Hans-Peter Bartels: Abschied vom Kieler Kreisparteitag
Abschiedsrede von Hans-Peter Bartels auf dem Kreisparteitag am 21. Februar 2015:
Liebe Genossinnen und Genossen, liebe Freunde,
dies ist heute meine letzte Rede zum Rechenschaftsbericht (er liegt Euch schriftlich vor[1]) auf einem Kieler Kreisparteitag.
Wenn ich in wenigen Wochen in mein neues Amt wechsle, werde ich beinah 17 Jahre sozialdemokratischer Bundestagsabgeordneter für diesen Wahlkreis gewesen sein. Das ist eine lange Zeit.
Fünfmal von den Mitgliedern der SPD als Kandidat nominiert, fünfmal von den Bürgerinnen und Bürgern direkt gewählt, dreimal mit über 50 Prozent. Dafür bin ich dankbar.
In allen Wahlkämpfen gab es eine Super-Unterstützung durch die Ortsvereine und Arbeitsgemeinschaften, auch wenn die Zeiten manchmal schwierig waren.
Ich hoffe im Gegenzug, das eine oder andere an meiner Art, das Mandat auszuüben, hat dem einen oder anderen gefallen.
Und dass meine Arbeit Kiel genützt hat.
Es war eine lange Zeit, die 1998 begann.
Ich habe seitdem mit dem Mandat keinerlei Parteifunktion verbunden.
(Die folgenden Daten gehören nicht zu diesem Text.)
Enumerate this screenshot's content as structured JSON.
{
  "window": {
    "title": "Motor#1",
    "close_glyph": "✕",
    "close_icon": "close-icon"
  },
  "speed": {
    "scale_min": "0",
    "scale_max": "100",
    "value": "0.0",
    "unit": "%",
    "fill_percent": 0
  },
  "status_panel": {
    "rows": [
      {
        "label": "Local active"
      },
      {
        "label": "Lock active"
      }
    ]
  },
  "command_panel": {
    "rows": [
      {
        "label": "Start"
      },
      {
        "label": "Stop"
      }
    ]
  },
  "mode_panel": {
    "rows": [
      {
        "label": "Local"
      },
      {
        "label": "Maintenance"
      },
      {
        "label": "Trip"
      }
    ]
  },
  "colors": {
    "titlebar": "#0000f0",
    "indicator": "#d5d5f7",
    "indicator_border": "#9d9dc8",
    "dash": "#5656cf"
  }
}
Ich war immer nur Abgeordneter, ein 100-Prozent-Abgeordneter sozusagen.
Sicher war ich kein immer nur bequemer Parlamentarier. Ich wollte ein diskutierender Wahlkreis-Abgeordneter sein, in der eigenen Partei wie auch gegenüber dem politischen Gegner.
Ich halte übrigens nichts davon, die Leute in den anderen demokratischen Parteien nur deshalb zu beschimpfen, weil sie eben „die anderen“ sind. Meine Erfahrung ist, dass auch unsere Wählerinnen und Wähler das nicht mögen.
Wenn es politische Kontroversen gab, wollte ich, dass wir darüber reden. Dass wir streiten. Und dann wieder zusammenfinden.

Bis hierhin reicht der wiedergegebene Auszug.